Pick a high-cardinality column that is frequently used in joins. DISTRIBUTE ON RANDOM avoids skew but forces redistribution on every join — use it only for staging.
Zone Maps Replace Indexes
Netezza has no traditional indexes. Instead, zone maps automatically record the min/max of certain columns per extent, letting the system skip extents that cannot match a WHERE range — conceptually identical to PostgreSQL's BRIN. They work best when data is naturally ordered, so loading in date order makes date-range queries dramatically faster.
GROOM and Statistics
GROOM TABLE sales; -- reclaim space from deleted/updated rows
GENERATE STATISTICS ON sales; -- keep the optimizer honest
Like PostgreSQL's VACUUM, updates and deletes leave logically-deleted rows behind until GROOM reclaims them. Stale statistics produce bad plans — regenerate them after large loads.
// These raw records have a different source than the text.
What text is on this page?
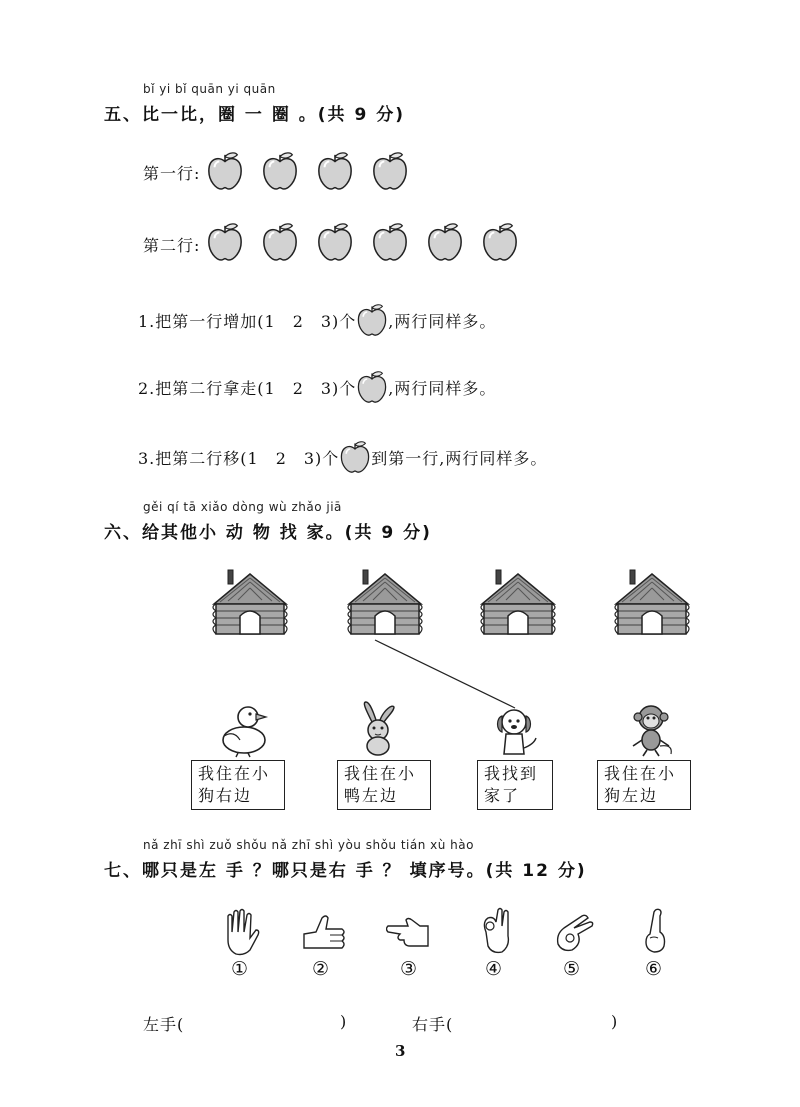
bǐ yi bǐ quān yi quān
五、比一比，圈 一 圈 。(共 9 分)
第一行:
第二行:
1.把第一行增加(1　2　3)个 ,两行同样多。
2.把第二行拿走(1　2　3)个 ,两行同样多。
3.把第二行移(1　2　3)个 到第一行,两行同样多。
gěi qí tā xiǎo dòng wù zhǎo jiā
六、给其他小 动 物 找 家。(共 9 分)
我住在小
狗右边
我住在小
鸭左边
我找到
家了
我住在小
狗左边
nǎ zhī shì zuǒ shǒu nǎ zhī shì yòu shǒu tián xù hào
七、哪只是左 手 ？哪只是右 手 ？ 填序号。(共 12 分)
①	②	③	④	⑤	⑥
左手(	)	右手(	)
3
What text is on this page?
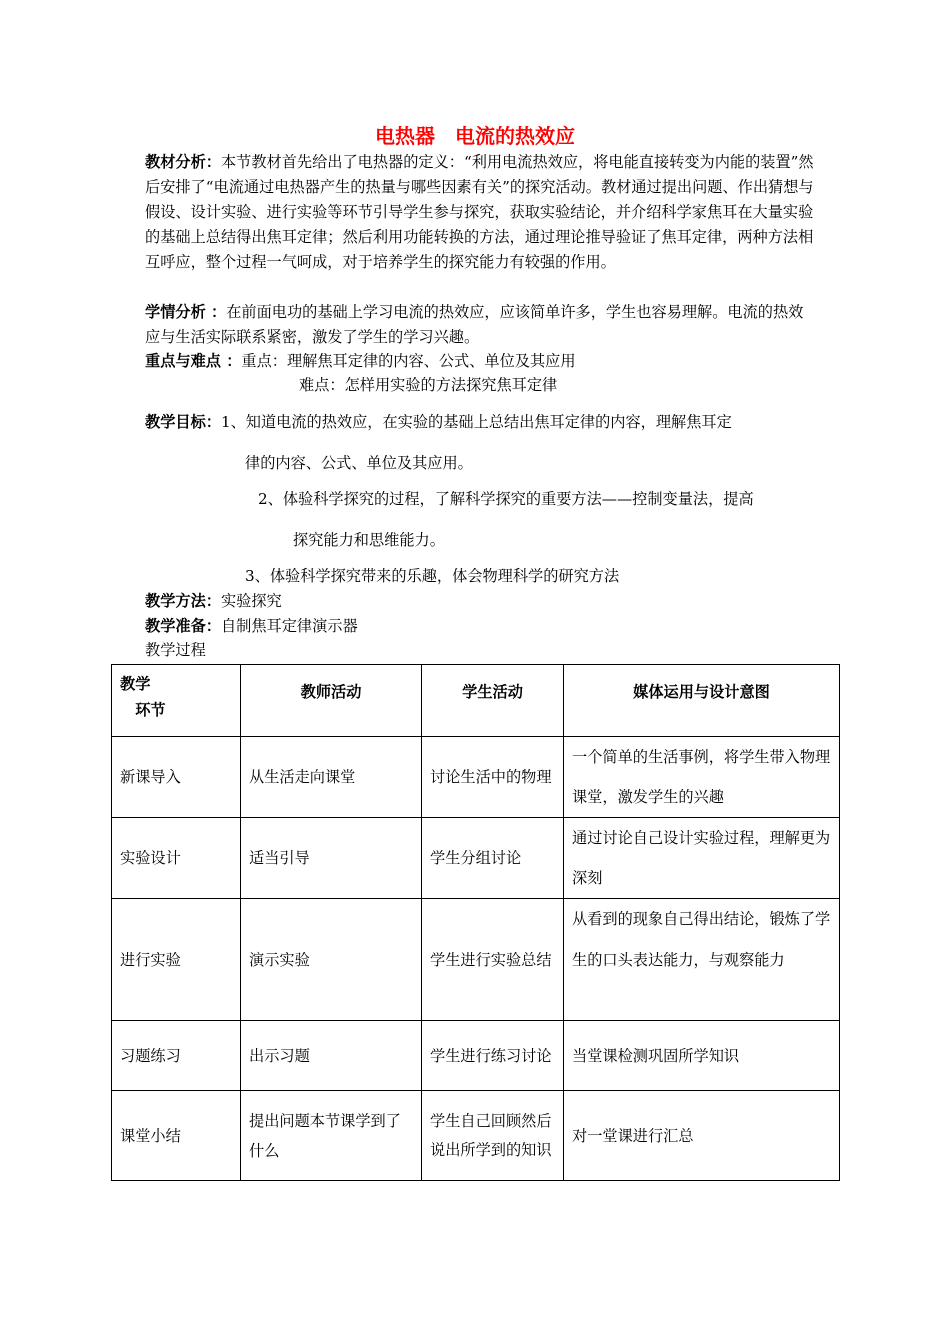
电热器　电流的热效应
教材分析：本节教材首先给出了电热器的定义：“利用电流热效应，将电能直接转变为内能的装置”然后安排了“电流通过电热器产生的热量与哪些因素有关”的探究活动。教材通过提出问题、作出猜想与假设、设计实验、进行实验等环节引导学生参与探究，获取实验结论，并介绍科学家焦耳在大量实验的基础上总结得出焦耳定律；然后利用功能转换的方法，通过理论推导验证了焦耳定律，两种方法相互呼应，整个过程一气呵成，对于培养学生的探究能力有较强的作用。
学情分析 ：在前面电功的基础上学习电流的热效应，应该简单许多，学生也容易理解。电流的热效应与生活实际联系紧密，激发了学生的学习兴趣。
重点与难点 ：重点：理解焦耳定律的内容、公式、单位及其应用
难点：怎样用实验的方法探究焦耳定律
教学目标：1、知道电流的热效应，在实验的基础上总结出焦耳定律的内容，理解焦耳定
律的内容、公式、单位及其应用。
2、体验科学探究的过程，了解科学探究的重要方法——控制变量法，提高
探究能力和思维能力。
3、体验科学探究带来的乐趣，体会物理科学的研究方法
教学方法：实验探究
教学准备：自制焦耳定律演示器
教学过程
教学
　环节	教师活动	学生活动	媒体运用与设计意图
新课导入	从生活走向课堂	讨论生活中的物理	一个简单的生活事例，将学生带入物理课堂，激发学生的兴趣
实验设计	适当引导	学生分组讨论	通过讨论自己设计实验过程，理解更为深刻
进行实验	演示实验	学生进行实验总结	从看到的现象自己得出结论，锻炼了学生的口头表达能力，与观察能力
习题练习	出示习题	学生进行练习讨论	当堂课检测巩固所学知识
课堂小结	提出问题本节课学到了什么	学生自己回顾然后说出所学到的知识	对一堂课进行汇总
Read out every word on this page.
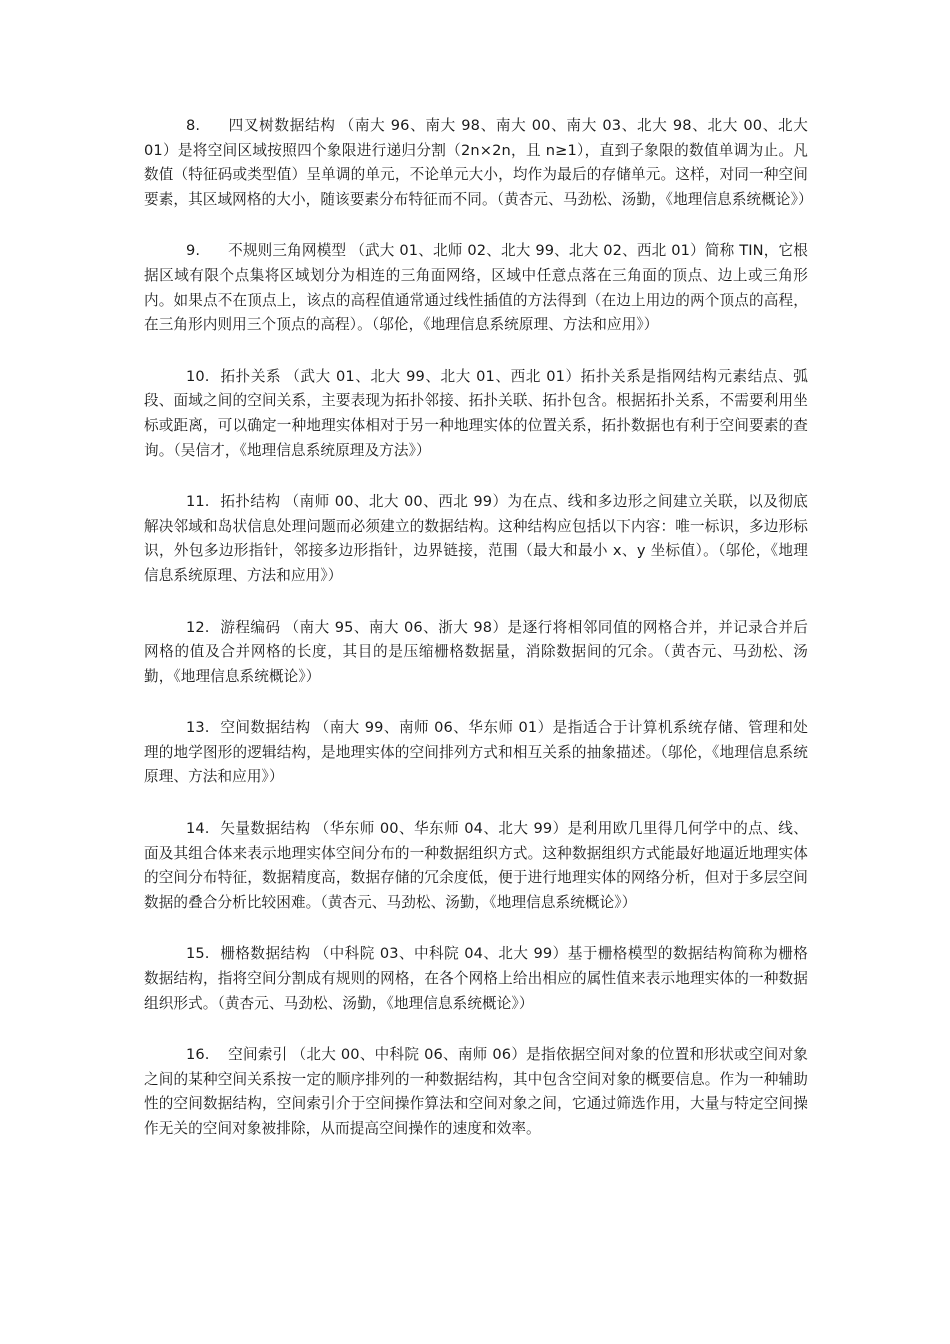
8. 四叉树数据结构 （南大 96、南大 98、南大 00、南大 03、北大 98、北大 00、北大 01）是将空间区域按照四个象限进行递归分割（2n×2n，且 n≥1），直到子象限的数值单调为止。凡数值（特征码或类型值）呈单调的单元，不论单元大小，均作为最后的存储单元。这样，对同一种空间要素，其区域网格的大小，随该要素分布特征而不同。（黄杏元、马劲松、汤勤，《地理信息系统概论》）

9. 不规则三角网模型 （武大 01、北师 02、北大 99、北大 02、西北 01）简称 TIN，它根据区域有限个点集将区域划分为相连的三角面网络，区域中任意点落在三角面的顶点、边上或三角形内。如果点不在顶点上，该点的高程值通常通过线性插值的方法得到（在边上用边的两个顶点的高程，在三角形内则用三个顶点的高程）。（邬伦，《地理信息系统原理、方法和应用》）

10. 拓扑关系 （武大 01、北大 99、北大 01、西北 01）拓扑关系是指网结构元素结点、弧段、面域之间的空间关系，主要表现为拓扑邻接、拓扑关联、拓扑包含。根据拓扑关系，不需要利用坐标或距离，可以确定一种地理实体相对于另一种地理实体的位置关系，拓扑数据也有利于空间要素的查询。（吴信才，《地理信息系统原理及方法》）

11. 拓扑结构 （南师 00、北大 00、西北 99）为在点、线和多边形之间建立关联，以及彻底解决邻域和岛状信息处理问题而必须建立的数据结构。这种结构应包括以下内容：唯一标识，多边形标识，外包多边形指针，邻接多边形指针，边界链接，范围（最大和最小 x、y 坐标值）。（邬伦，《地理信息系统原理、方法和应用》）

12. 游程编码 （南大 95、南大 06、浙大 98）是逐行将相邻同值的网格合并，并记录合并后网格的值及合并网格的长度，其目的是压缩栅格数据量，消除数据间的冗余。（黄杏元、马劲松、汤勤，《地理信息系统概论》）

13. 空间数据结构 （南大 99、南师 06、华东师 01）是指适合于计算机系统存储、管理和处理的地学图形的逻辑结构，是地理实体的空间排列方式和相互关系的抽象描述。（邬伦，《地理信息系统原理、方法和应用》）

14. 矢量数据结构 （华东师 00、华东师 04、北大 99）是利用欧几里得几何学中的点、线、面及其组合体来表示地理实体空间分布的一种数据组织方式。这种数据组织方式能最好地逼近地理实体的空间分布特征，数据精度高，数据存储的冗余度低，便于进行地理实体的网络分析，但对于多层空间数据的叠合分析比较困难。（黄杏元、马劲松、汤勤，《地理信息系统概论》）

15. 栅格数据结构 （中科院 03、中科院 04、北大 99）基于栅格模型的数据结构简称为栅格数据结构，指将空间分割成有规则的网格，在各个网格上给出相应的属性值来表示地理实体的一种数据组织形式。（黄杏元、马劲松、汤勤，《地理信息系统概论》）

16. 空间索引 （北大 00、中科院 06、南师 06）是指依据空间对象的位置和形状或空间对象之间的某种空间关系按一定的顺序排列的一种数据结构，其中包含空间对象的概要信息。作为一种辅助性的空间数据结构，空间索引介于空间操作算法和空间对象之间，它通过筛选作用，大量与特定空间操作无关的空间对象被排除，从而提高空间操作的速度和效率。
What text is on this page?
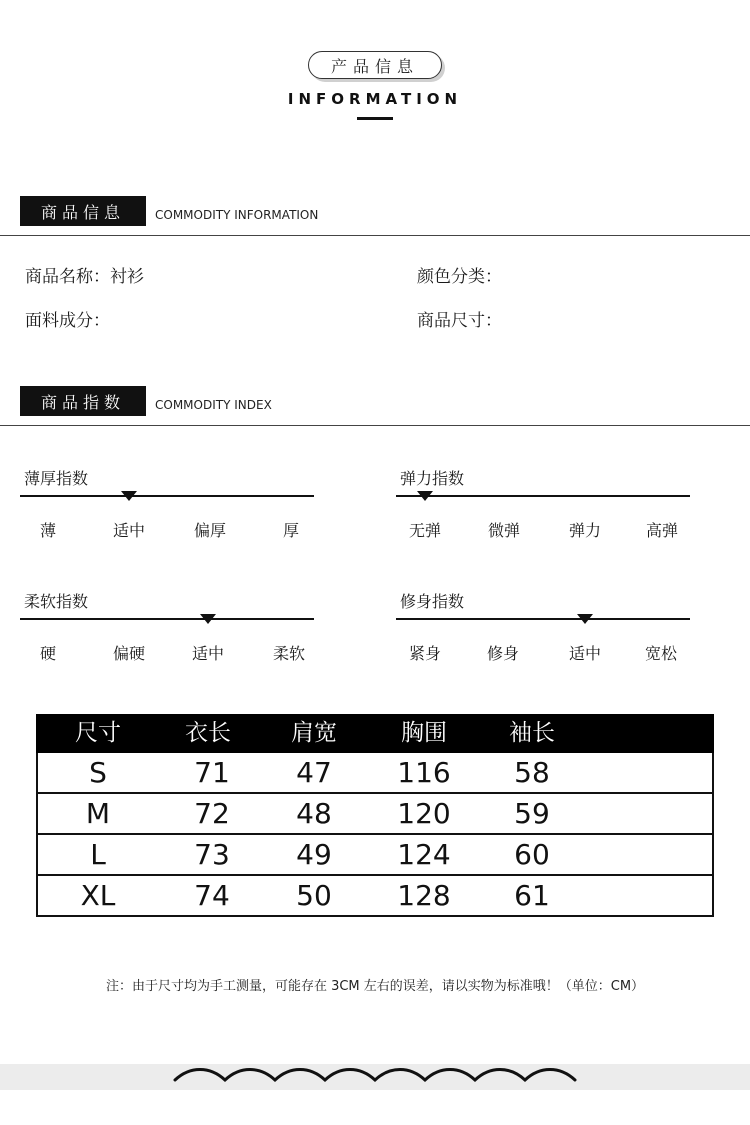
产品信息
INFORMATION
商品信息	COMMODITY INFORMATION
商品名称：衬衫	颜色分类：
面料成分：	商品尺寸：
商品指数	COMMODITY INDEX
薄厚指数
薄	适中	偏厚	厚
弹力指数
无弹	微弹	弹力	高弹
柔软指数
硬	偏硬	适中	柔软
修身指数
紧身	修身	适中	宽松
尺寸	衣长	肩宽	胸围	袖长
S	71	47	116	58
M	72	48	120	59
L	73	49	124	60
XL	74	50	128	61
注：由于尺寸均为手工测量，可能存在 3CM 左右的误差，请以实物为标准哦！（单位：CM）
Fast Bulk Loading with nzload
nzload -t sales -df /data/sales.csv \
-delim ',' -skipRows 1 -maxErrors 100 \
-bf /data/sales.bad
Load into a table that is already distributed correctly, in the natural order of your most common range filter, then GENERATE STATISTICS. Loading first and distributing later wastes a full redistribution pass.
The Constant: Watch Your Skew and Stats
Whether the engine is Netezza, PostgreSQL or something else, the operational truths rhyme: uneven data layout and stale statistics quietly turn fast queries slow. The monitoring discipline PG Monitoring brings to PostgreSQL — track plan changes, catch the regression the day it appears — applies directly to any analytical platform you run alongside it.